Germany Pursues Independent Path with '200 Billion Euro Energy Package'
Diverging Opinions Emerge on Gas Price Cap Implementation
[Asia Economy Reporter Yujin Cho] The European Union (EU) is once again pushing to introduce a price cap on Russian gas in response to Russia's use of energy as a weapon. This aims to reduce the funding for Russia's war in Ukraine and lower soaring electricity bills ahead of the winter season, when energy demand is high. Although the gas price cap has been discussed before, disagreements among member states have previously prevented its implementation, leading to expectations of difficulties in reaching a consensus.
According to major foreign media on the 3rd (local time), EU leaders are expected to include in the draft joint statement for the EU summit on the 7th a call for the European Commission to pursue measures to lower gas prices through a price cap. Similar to the earlier oil price cap, the gas price cap intends to set a ceiling on Russian gas prices to reduce the flow of funds to Russia and lower electricity costs that have surged due to the energy crisis.
German Chancellor Olaf Scholz expressed opposition to the introduction of a gas price cap earlier this month. (Photo by AFP)
The EU has discussed the introduction of a gas price cap multiple times before but failed to reach an agreement due to conflicting interests among member states. Especially with winter approaching, when energy demand is high, countries have repeatedly expressed divergent views and adopted a self-centered stance.
Among the 27 EU member states, 15 countries are urging the introduction of a gas price cap to overcome the crisis, but countries with the highest energy demand, including Germany, Austria, the Netherlands, Hungary, and Denmark, oppose it.
German Chancellor Olaf Scholz clearly expressed opposition to the gas price cap earlier this month.
Germany announced on the 29th of last month that it would support household and corporate energy costs by creating a fund worth 200 billion euros, amid concerns that inflation could worsen as consumer price inflation hit a record high of 10% last month and electricity prices surged tenfold.
This measure was taken out of concern that Germany, the largest gas consumer, might struggle to secure the necessary gas from the global market this winter. However, other EU countries that find such large-scale financial support difficult have raised concerns about fair competition.
In response to Germany's price stabilization measures, Eurozone finance ministers indirectly criticized Germany's unilateral action in a statement on the same day, saying, "Future support measures between countries must be well coordinated."
Excluding Germany, France and Italy have each raised funds of 67 billion euros and 68 billion euros respectively to support energy costs, but these amounts are less than half of Germany's fund.
EU Commission President Ursula von der Leyen also warned member states against unilateral actions, stating, "Without a common EU solution, we could face serious risks."
The EU holds the position that the flow of Russian revenues from Putin's brutal war in Ukraine must be cut off.
The European Commission also believes that implementing a gas price cap without accompanying measures could lead to increased demand rather than solving supply shortages.

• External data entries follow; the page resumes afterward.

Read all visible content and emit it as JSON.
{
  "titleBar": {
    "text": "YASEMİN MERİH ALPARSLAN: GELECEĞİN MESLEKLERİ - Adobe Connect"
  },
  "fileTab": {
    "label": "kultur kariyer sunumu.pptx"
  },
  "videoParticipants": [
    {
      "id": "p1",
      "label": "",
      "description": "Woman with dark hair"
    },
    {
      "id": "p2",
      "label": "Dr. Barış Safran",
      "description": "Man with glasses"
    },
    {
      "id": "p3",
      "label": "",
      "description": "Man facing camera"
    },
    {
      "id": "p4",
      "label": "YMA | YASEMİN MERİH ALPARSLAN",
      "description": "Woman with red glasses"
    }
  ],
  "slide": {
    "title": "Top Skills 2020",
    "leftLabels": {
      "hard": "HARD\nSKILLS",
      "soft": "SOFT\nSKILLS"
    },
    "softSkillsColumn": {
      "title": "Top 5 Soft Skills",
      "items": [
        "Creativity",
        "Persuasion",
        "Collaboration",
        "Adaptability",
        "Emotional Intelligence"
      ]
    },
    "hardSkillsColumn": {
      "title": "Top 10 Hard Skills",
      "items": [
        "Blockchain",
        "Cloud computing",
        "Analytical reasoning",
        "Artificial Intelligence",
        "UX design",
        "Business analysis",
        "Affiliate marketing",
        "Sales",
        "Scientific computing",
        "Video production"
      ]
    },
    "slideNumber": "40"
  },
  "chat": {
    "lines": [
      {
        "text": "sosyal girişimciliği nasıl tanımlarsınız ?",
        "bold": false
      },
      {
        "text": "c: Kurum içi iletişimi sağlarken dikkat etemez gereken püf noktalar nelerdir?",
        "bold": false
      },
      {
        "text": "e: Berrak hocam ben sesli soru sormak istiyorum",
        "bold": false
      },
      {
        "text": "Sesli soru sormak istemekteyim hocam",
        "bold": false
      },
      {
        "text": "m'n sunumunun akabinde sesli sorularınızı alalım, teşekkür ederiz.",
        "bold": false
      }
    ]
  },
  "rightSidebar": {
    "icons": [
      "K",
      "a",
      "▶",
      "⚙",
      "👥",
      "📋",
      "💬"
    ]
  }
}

Instead, the Commission proposed introducing a price cap specifically on Russian gas as an alternative, but this also failed to secure agreement.
In this context, if the draft joint statement for the upcoming summit includes the gas price cap issue, it could be interpreted that some compromise has been reached among member states.
This reflects the recognition that a joint EU-level response is necessary not only because energy prices have surged due to the suspension of Russian gas supplies but also to curb soaring inflation. However, the final version could still change depending on the outcome of the meeting on the 7th.
At this summit, EU leaders are also expected to request the Commission to negotiate with alternative gas-exporting countries to replace Russia and to lower supply prices, in addition to the gas price cap.
Meanwhile, the UK energy regulator has warned that the UK economy could face significant threats due to the gas shortage this winter. The European Centre for Medium-Range Weather Forecasts (ECMWF) has forecasted a harsh cold wave influenced by La Ni?a, warning that the cold and dry weather in November and December could increase heating costs and worsen the cost-of-living crisis.